The government is all kinds of screwed up. The school Eve goes to has way evil intention that, in a post-plague world, actually make sense. HELL-TO-THE-NO, do I condone the school, but its evilness is believable and has come out of the very dominant human survival instinct. And once Eve left the school, I could totally understand why she had points of wanting to go back instead of facing the terrifying wilderness. The brain-wash of these students has been done through love, instead of fear, and not once, even after learning what the teachers had done, did I hate them. I saw them more as a loved pet that had suddenly bitten me. I didn't want to believe it was their fault.
And of course, Caleb. Man do I hate that name. This guy burns the pages out every time he shows up and there was so much fricken chemistry I could feel it simmering out of the pages. NO INSTA-LOVE HERE, FOLKS! But that name. Every time it was said was like a bucket of cold water. And it's said a lot. I just couldn't help but picture a full on bogan-lord. (In Australia, a 'bogan' is generally someone uneducated and disgusting).
Before I get into what stopped it from getting a five, I'd just like to mention that Eve, as a character, is so real and so raw. She has so much strength and I really felt her struggle to understand this new world she's suddenly found herself in. She has epiphany's on every second page and they really make you stop and think.
That said, Eve is a survivor, and I really didn't agree with some of the choices she made.
First, big, fat, red flag for me was when she left Pip and Ruby behind. Yeah, yeah, I get what the teacher said but she did see that room, right? She did know what she was leaving her friends to? That gave me chills. It was disgusting. And for all her talk of wanting to go back for them, I didn't buy it. I did buy her love for her best friends and I did feel her regret, but at the end of the day she made that choice and she CHOSE WRONG!
I would love to say that was out of character for her. Second exhibit, Arden. This girl is far too awesome for words, and yet, Eve conveniently forgets about her when it suits her. She doesn't bother trying to find her at the lake, she runs around with all the boys while Arden is sick, and again, at the end, she lets Arden practically give herself up just to save Eve.
If only that was the end of it. The third (and I'm sure not even last) example of this is when Eve and Caleb finally get to Califia. It comes to her choice. Leave Caleb and be safe, OR STAY WITH THE MOTHER-EFFER WHO JUST GOT STABBED IN THE LEG AND STILL MANAGED TO DRAG YOU ACROSS THE COUNTRY TO SAFETY AND NOW BADLY NEEDS YOUR HELP. Yep, guess which one she chose?

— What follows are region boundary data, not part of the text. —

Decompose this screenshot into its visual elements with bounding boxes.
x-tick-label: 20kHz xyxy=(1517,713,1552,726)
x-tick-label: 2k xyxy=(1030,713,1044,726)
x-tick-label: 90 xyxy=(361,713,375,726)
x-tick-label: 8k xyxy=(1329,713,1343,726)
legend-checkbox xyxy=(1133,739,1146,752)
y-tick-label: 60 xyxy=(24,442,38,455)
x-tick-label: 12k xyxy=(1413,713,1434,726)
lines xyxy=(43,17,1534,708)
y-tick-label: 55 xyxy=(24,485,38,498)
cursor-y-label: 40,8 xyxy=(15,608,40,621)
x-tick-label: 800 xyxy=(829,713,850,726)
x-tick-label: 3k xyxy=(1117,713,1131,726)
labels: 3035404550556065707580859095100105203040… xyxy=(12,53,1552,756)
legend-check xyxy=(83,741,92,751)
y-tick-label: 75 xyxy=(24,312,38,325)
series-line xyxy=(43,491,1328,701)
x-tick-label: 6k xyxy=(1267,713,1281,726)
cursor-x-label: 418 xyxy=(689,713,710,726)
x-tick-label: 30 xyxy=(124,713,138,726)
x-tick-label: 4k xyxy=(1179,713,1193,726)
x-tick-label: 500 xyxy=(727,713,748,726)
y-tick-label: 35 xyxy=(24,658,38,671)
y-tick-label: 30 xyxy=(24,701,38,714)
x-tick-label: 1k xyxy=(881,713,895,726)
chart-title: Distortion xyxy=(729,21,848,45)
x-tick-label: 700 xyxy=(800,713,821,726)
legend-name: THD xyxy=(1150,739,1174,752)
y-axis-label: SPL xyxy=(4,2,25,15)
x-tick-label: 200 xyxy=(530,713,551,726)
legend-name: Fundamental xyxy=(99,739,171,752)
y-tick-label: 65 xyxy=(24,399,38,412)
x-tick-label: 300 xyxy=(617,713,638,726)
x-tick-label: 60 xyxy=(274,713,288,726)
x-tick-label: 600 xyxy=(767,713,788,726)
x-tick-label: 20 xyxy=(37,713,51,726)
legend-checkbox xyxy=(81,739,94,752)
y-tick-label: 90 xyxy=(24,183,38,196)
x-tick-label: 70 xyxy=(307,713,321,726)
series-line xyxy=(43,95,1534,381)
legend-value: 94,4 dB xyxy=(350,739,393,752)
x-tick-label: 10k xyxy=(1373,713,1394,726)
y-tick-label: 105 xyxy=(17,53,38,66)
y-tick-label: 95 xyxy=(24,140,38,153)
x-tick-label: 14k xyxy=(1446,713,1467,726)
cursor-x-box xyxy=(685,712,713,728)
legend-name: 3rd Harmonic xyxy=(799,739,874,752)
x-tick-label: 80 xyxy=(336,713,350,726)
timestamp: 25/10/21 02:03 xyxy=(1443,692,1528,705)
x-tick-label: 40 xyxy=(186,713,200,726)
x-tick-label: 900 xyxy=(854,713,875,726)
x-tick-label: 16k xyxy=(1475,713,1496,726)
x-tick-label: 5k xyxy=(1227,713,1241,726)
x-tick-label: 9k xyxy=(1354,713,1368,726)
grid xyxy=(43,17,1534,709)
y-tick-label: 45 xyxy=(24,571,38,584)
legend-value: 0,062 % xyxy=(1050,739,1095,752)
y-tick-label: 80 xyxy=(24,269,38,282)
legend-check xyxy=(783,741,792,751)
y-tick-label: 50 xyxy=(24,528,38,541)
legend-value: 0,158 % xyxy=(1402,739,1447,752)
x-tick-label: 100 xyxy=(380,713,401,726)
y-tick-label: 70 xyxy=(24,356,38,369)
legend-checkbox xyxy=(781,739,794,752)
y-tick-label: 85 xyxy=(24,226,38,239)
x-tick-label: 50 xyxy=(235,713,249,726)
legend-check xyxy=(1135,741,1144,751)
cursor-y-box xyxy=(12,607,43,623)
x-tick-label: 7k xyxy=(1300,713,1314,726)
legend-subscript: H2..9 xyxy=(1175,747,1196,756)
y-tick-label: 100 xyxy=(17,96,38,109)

I know it sounds like I have massive beef with this book but I seriously loved it. I'm so glad I put of my assignment for those few hours of escape. The world is so real, the characters are so loveable, and the danger and suspense have you tensed in anticipation. I loved it. Really. And the flaws I didn't agree with above, really make Eve that much more dimensional. Sure I didn't agree with her choices. But if she didn't make them she'd probably be dead. So meh. I can deal.
There's just one little point that has been nagging at me. Eve mentions her dad, once, only to say she doesn't remember him. It was a passing comment but something about it seemed important to me. It's totes understandable that after being taught to fear men all her life, she'd forget she had a loving father BUT, what if he wasn't around because he was trying to find someone to see to her mum. AND, (this has probably been surmised by others but I'm interested to see what you think) I can't help but feel it's the King. Him wanting her babies just doesn't seem logical in this world. He's thirty years older than her and I just don't think he'd go to this much trouble to find her just so she can pop out an heir. There has to be more to it. At least, man I hope there is.
What do you think? Am I totally nuts? Or have heaps of people already figured it out?